Mas num flerte aqui, outro lá, eis que leio numa deliciosa troca de mensagens o “minha garota”. E... caramba! Que sensação gostosa! Primeiro por conta do pronome possessivo, que eu a-do-ro! Sem perceber sempre os emprego constantemente e, sim, gosto de me apossar de tudo! Gosto de dizer que é meu! Mas... de repente, ser algo de alguém foi tão mais importante. É tão bom quando o outro se apodera. É como um abraço apertado, um calor gostoso, uma sensação de proteção. Segundo, porque, sendo novamente realista, estou longe da “garota”, mas puxa... eu me senti assim. Não que me sinta velha, que a idade me preocupe, nada disso... estou muito bem comigo mesma e a maturidade que tenho hoje, mas me vi como uma adolescente e as intensidades dessa fase... apaixonada, enlouquecida, dramática!

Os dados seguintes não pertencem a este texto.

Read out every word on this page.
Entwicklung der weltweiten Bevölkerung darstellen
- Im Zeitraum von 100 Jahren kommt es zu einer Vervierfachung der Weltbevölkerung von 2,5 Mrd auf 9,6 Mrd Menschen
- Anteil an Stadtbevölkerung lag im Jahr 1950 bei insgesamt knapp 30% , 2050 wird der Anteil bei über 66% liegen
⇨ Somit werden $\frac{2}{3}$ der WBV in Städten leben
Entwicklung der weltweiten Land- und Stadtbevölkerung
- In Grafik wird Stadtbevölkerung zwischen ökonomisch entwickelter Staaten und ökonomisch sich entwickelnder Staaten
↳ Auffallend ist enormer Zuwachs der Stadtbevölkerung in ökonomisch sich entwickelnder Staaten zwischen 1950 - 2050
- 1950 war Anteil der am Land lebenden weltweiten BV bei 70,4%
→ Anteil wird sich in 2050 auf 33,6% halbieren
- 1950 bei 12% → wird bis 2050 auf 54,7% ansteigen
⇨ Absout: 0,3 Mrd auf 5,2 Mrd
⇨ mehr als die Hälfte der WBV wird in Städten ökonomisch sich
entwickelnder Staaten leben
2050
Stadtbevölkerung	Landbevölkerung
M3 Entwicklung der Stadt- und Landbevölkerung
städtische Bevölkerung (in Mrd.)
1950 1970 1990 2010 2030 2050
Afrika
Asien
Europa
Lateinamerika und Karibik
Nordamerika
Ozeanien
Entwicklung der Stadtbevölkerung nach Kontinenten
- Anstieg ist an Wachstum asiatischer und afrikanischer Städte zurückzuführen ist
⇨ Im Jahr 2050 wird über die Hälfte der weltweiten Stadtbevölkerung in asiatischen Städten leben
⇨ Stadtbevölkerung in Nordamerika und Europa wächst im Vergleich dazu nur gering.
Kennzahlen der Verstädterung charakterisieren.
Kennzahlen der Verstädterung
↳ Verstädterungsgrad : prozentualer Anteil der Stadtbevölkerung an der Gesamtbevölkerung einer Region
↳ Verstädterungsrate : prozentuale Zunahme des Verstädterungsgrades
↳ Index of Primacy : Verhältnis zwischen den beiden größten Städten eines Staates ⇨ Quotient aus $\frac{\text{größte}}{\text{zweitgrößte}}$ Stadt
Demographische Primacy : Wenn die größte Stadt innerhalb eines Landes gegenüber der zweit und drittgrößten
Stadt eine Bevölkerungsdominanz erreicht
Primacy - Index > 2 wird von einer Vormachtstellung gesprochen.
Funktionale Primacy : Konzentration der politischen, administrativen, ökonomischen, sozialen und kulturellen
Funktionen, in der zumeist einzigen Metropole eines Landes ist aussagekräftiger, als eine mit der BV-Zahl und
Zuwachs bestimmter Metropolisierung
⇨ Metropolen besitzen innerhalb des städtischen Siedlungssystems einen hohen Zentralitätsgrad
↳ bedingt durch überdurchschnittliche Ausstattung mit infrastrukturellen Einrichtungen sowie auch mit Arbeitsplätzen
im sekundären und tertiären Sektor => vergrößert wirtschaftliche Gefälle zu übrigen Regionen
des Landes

Como algo tão simples, bobo até, que deve ter passado despercebido por quem escreveu, conseguiu mexer tanto comigo?! Talvez fosse meu desejo agora, e também de longa data, ser a garota de alguém... Ter alguém que se apoderasse de mim, que exercesse algum tipo de domínio... meio que 50 tons?!!! Sem todas aquelas extravagâncias desnecessárias, mas sim... exatamente isso... posse... dominação.

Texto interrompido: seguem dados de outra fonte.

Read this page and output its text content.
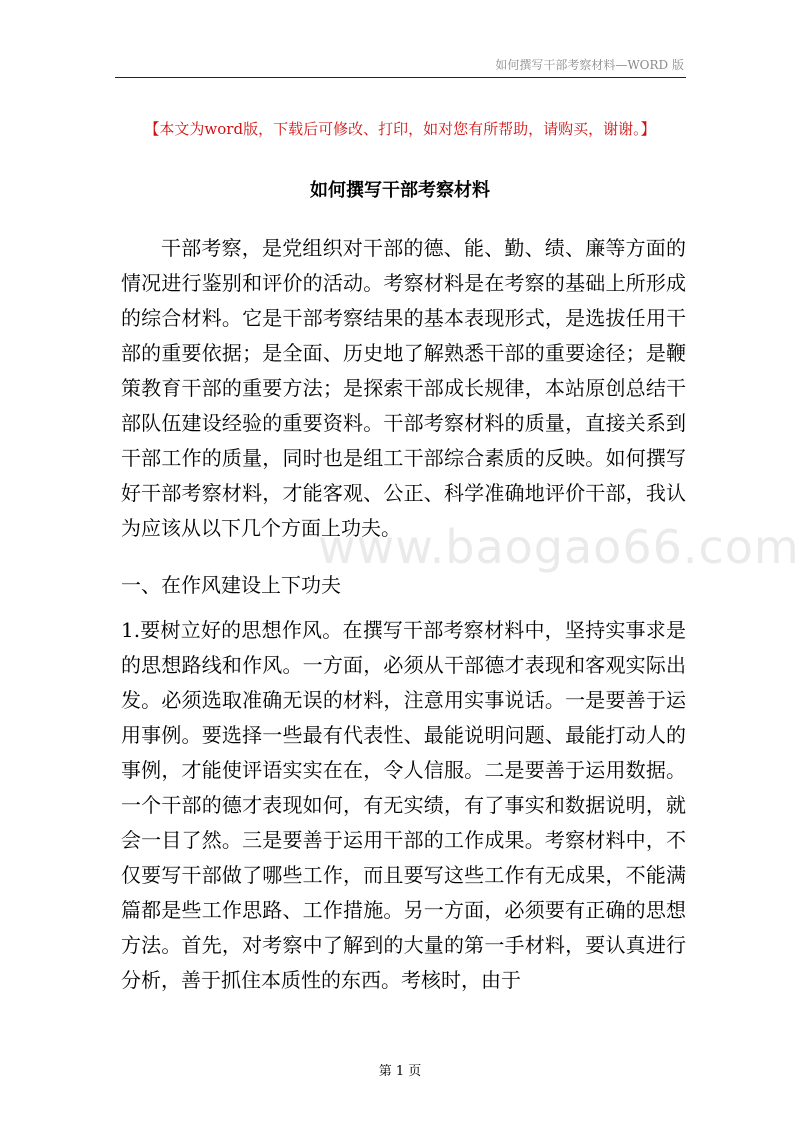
如何撰写干部考察材料—WORD 版
【本文为word版，下载后可修改、打印，如对您有所帮助，请购买，谢谢。】
如何撰写干部考察材料

干部考察，是党组织对干部的德、能、勤、绩、廉等方面的情况进行鉴别和评价的活动。考察材料是在考察的基础上所形成的综合材料。它是干部考察结果的基本表现形式，是选拔任用干部的重要依据；是全面、历史地了解熟悉干部的重要途径；是鞭策教育干部的重要方法；是探索干部成长规律，本站原创总结干部队伍建设经验的重要资料。干部考察材料的质量，直接关系到干部工作的质量，同时也是组工干部综合素质的反映。如何撰写好干部考察材料，才能客观、公正、科学准确地评价干部，我认为应该从以下几个方面上功夫。

www.baogao66.com

一、在作风建设上下功夫

1.要树立好的思想作风。在撰写干部考察材料中，坚持实事求是的思想路线和作风。一方面，必须从干部德才表现和客观实际出发。必须选取准确无误的材料，注意用实事说话。一是要善于运用事例。要选择一些最有代表性、最能说明问题、最能打动人的事例，才能使评语实实在在，令人信服。二是要善于运用数据。一个干部的德才表现如何，有无实绩，有了事实和数据说明，就会一目了然。三是要善于运用干部的工作成果。考察材料中，不仅要写干部做了哪些工作，而且要写这些工作有无成果，不能满篇都是些工作思路、工作措施。另一方面，必须要有正确的思想方法。首先，对考察中了解到的大量的第一手材料，要认真进行分析，善于抓住本质性的东西。考核时，由于

第 1 页
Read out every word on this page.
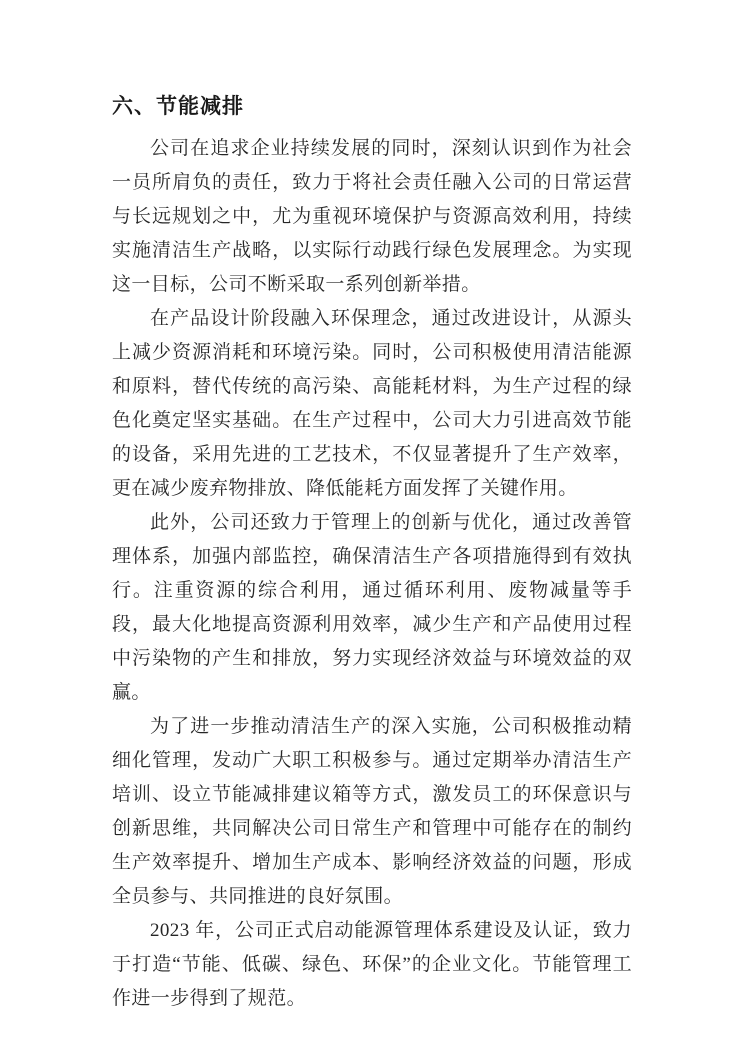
六、节能减排

公司在追求企业持续发展的同时，深刻认识到作为社会一员所肩负的责任，致力于将社会责任融入公司的日常运营与长远规划之中，尤为重视环境保护与资源高效利用，持续实施清洁生产战略，以实际行动践行绿色发展理念。为实现这一目标，公司不断采取一系列创新举措。

在产品设计阶段融入环保理念，通过改进设计，从源头上减少资源消耗和环境污染。同时，公司积极使用清洁能源和原料，替代传统的高污染、高能耗材料，为生产过程的绿色化奠定坚实基础。在生产过程中，公司大力引进高效节能的设备，采用先进的工艺技术，不仅显著提升了生产效率，更在减少废弃物排放、降低能耗方面发挥了关键作用。

此外，公司还致力于管理上的创新与优化，通过改善管理体系，加强内部监控，确保清洁生产各项措施得到有效执行。注重资源的综合利用，通过循环利用、废物减量等手段，最大化地提高资源利用效率，减少生产和产品使用过程中污染物的产生和排放，努力实现经济效益与环境效益的双赢。

为了进一步推动清洁生产的深入实施，公司积极推动精细化管理，发动广大职工积极参与。通过定期举办清洁生产培训、设立节能减排建议箱等方式，激发员工的环保意识与创新思维，共同解决公司日常生产和管理中可能存在的制约生产效率提升、增加生产成本、影响经济效益的问题，形成全员参与、共同推进的良好氛围。

2023 年，公司正式启动能源管理体系建设及认证，致力于打造“节能、低碳、绿色、环保”的企业文化。节能管理工作进一步得到了规范。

Bem, pelo visto, apelidos carinhosos (ou não) podem enfim revelar alguns desejos perdidos no íntimo de cada um... Eu não trocaria o “minha garota” por nenhum outro, é exatamente perfeito! E só de escrevê-lo, algumas coisas em mim despertam por aqui, imagine então quando ouvi-lo, bem no pé do ouvido... entre um abraço forte e um beijo inebriante... Uau!!!